When I was working in my previous job at a company situated in a glitzy part of town, I had my own secret coffee haunt. The unassuming shop was tucked away in a little side street quite a distance from the main road. You really have to know your way to get there. But it was so worth the walk.
The coffee came in a large cup and it was dirt cheap. And good. Very good. To this day, no other cup of coffee has come close to being as good as the one I got from that shop. To top it all off, the service was excellent. Within a few weeks of frequenting the joint, the lady taking my order knew exactly what I wanted. She would also personally hand the freshly-made coffee to her customers herself (as opposed to leaving it on the counter).

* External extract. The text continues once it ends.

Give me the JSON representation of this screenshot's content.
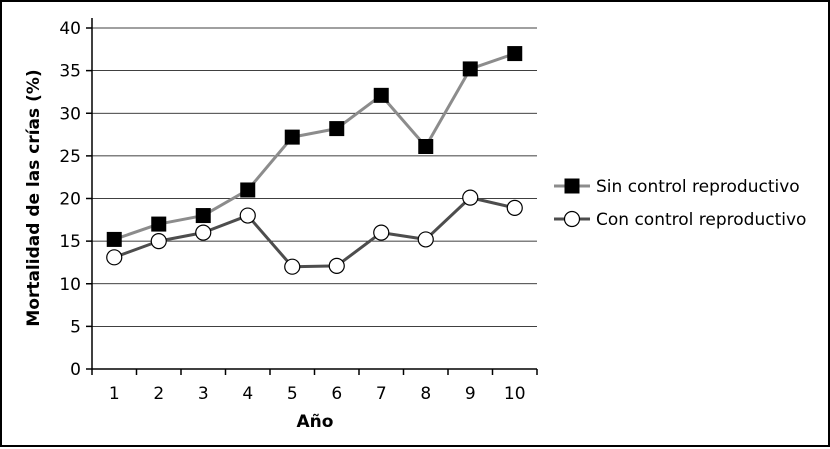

In my previous post I talked about how the coffee shop I currently patronize — part of a larger, efficiently-run establishment — has finally acknowledged me as a worthy customer but only after 6 long years. I can’t complain about the coffee served at this place. Though the price could be better the shop is oh-so-conveniently located, so there’s no strong reason for me to find an alternative. The person who regularly serves me is friendly, but she just did not think about going the extra mile until recently.
These two coffee shops illustrate the differences between a small business fueled by passion and sometimes necessity and the less-personal, protocol-orientated nature of larger corporations.

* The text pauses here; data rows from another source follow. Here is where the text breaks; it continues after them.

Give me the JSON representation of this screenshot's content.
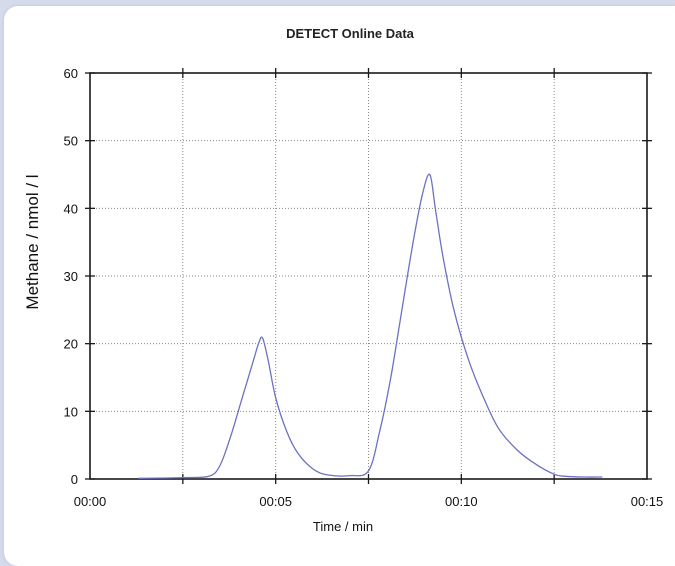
{
  "chart_data": {
    "type": "line",
    "title": "DETECT Online Data",
    "xlabel": "Time  /  min",
    "ylabel": "Methane  /  nmol / l",
    "xlim": [
      0,
      15
    ],
    "ylim": [
      0,
      60
    ],
    "x_ticks": [
      0,
      5,
      10,
      15
    ],
    "x_tick_labels": [
      "00:00",
      "00:05",
      "00:10",
      "00:15"
    ],
    "y_ticks": [
      0,
      10,
      20,
      30,
      40,
      50,
      60
    ],
    "y_tick_labels": [
      "0",
      "10",
      "20",
      "30",
      "40",
      "50",
      "60"
    ],
    "x_gridlines": [
      2.5,
      5,
      7.5,
      10,
      12.5
    ],
    "y_gridlines": [
      10,
      20,
      30,
      40,
      50
    ],
    "grid": true,
    "line_color": "#6b72c2",
    "series": [
      {
        "x": [
          1.3,
          2.5,
          3.2,
          3.5,
          3.8,
          4.1,
          4.4,
          4.55,
          4.65,
          4.8,
          5.0,
          5.3,
          5.6,
          6.0,
          6.4,
          7.0,
          7.5,
          7.8,
          8.1,
          8.4,
          8.7,
          8.95,
          9.15,
          9.3,
          9.5,
          9.8,
          10.2,
          10.6,
          11.0,
          11.5,
          12.0,
          12.5,
          12.8,
          13.3,
          13.8
        ],
        "y": [
          0.1,
          0.2,
          0.4,
          2.0,
          6.5,
          12.0,
          17.5,
          20.2,
          20.8,
          17.5,
          12.0,
          7.0,
          3.8,
          1.5,
          0.6,
          0.5,
          1.2,
          7.0,
          15.0,
          25.0,
          35.0,
          42.0,
          45.0,
          40.0,
          33.0,
          25.0,
          17.5,
          12.0,
          7.5,
          4.3,
          2.2,
          0.7,
          0.4,
          0.3,
          0.3
        ]
      }
    ]
  }
}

I am not a very demanding customer. All factors considered — convenience, price, product quality, service quality– I’m happy to settle for just 2 out of 4, which is why I was pleasantly surprised when I got The Nod yesterday.
It takes just a little extra to go from good to great. But unfortunately this simple concept is usually lost in between promises of “customers first” and the compulsive act of ”watching the bottomline”.